Однажды он решился задать вопрос.
— Папа, кто это был?
— Неважно. Это деловое свидание. Послушай, еще только три часа, хочешь в кино?
Они смотрели фильм Хичкока или какой-нибудь вестерн. Оба предпочитали американские фильмы. Это были блаженные дни, но, к сожалению, они выпадали нечасто.
Авнера удивляло, что его отец-бизнесмен не был состоятельным человеком. Бизнесмены — ведь это богатые люди, рассуждал он. Разве не так? В Реховоте то, что его отец не был богат, никого не смущало — там никто не был богат. Во всяком случае никто из тех, кого Авнер знал. В их семье не было машины, но не было ее и в других семьях. Во Франкфурте они ее купили, но здесь это было обычным явлением. А у некоторых, как, например, у отца его ближайшего друга Андреаса, их было даже три. Разговоры о деньгах Авнер впервые услышал только в Германии. Если он, случалось, показывал отцу на игрушку или еще на что-нибудь, что было выставлено в витрине магазина и что ему так хотелось иметь, отец, сдерживая раздражение, говорил:
— Извини, сын, но мне это не по карману. Может быть, ты сможешь когда-нибудь сам заработать достаточно, чтобы покупать все, что тебе захочется.

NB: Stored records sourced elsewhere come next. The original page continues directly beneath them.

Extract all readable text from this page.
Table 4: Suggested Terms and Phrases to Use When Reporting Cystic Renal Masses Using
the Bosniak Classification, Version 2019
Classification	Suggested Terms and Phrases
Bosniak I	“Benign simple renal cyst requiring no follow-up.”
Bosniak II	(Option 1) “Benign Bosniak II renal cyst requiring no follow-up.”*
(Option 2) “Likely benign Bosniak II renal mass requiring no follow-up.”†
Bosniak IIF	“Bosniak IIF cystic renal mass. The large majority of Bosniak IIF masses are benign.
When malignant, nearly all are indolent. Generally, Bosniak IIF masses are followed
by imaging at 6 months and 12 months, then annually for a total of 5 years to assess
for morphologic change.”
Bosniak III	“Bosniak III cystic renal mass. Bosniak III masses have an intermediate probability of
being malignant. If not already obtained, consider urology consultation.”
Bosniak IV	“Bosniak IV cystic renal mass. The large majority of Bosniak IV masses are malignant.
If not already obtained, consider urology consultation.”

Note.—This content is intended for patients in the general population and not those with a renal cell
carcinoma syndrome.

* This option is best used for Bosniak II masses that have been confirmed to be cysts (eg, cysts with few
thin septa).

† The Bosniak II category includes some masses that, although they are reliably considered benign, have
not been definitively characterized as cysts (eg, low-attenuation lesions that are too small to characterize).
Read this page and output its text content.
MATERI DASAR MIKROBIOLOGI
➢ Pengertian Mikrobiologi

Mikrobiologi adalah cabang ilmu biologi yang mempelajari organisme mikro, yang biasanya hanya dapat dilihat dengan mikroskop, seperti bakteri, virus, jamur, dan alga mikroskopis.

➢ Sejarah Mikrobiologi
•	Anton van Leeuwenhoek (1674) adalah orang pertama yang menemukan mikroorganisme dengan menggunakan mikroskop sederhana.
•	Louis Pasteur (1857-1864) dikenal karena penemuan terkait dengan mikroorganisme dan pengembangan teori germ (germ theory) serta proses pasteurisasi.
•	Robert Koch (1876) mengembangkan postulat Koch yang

Однако это были лишь маленькие облачка на чистейшем небосклоне. Авнер жил во Франкфурте полной жизнью.
Была зима. После школы он отправлялся на Сидлунг Хохенблик покататься на санях или садился в красный трамвай, чтобы проехаться по Эшенсгеймер Ландштрассе до американского магазина для военных на углу Адиксаллее. Еще одной привлекательной особенностью города была штаб-квартира НАТО, которая, на взгляд Авнера, придавал Франкфурту сходство с Америкой. Американские служащие и их семьи размещались неподалеку, как раз на другой стороне Хюгельштрассе, в районе, который назывался Гиннхэйм. Американские машины, клубы, радиопрограммы, рестораны и фильмы очень занимали воображение Авнера. И особенно вкусными казались американская жареная картошка и сосиска, положенная вовнутрь надрезанной булочки — так называемый «хот дог».
Во Франкфурте он познакомился и с американцами. Многие из детей военных учились в его школе.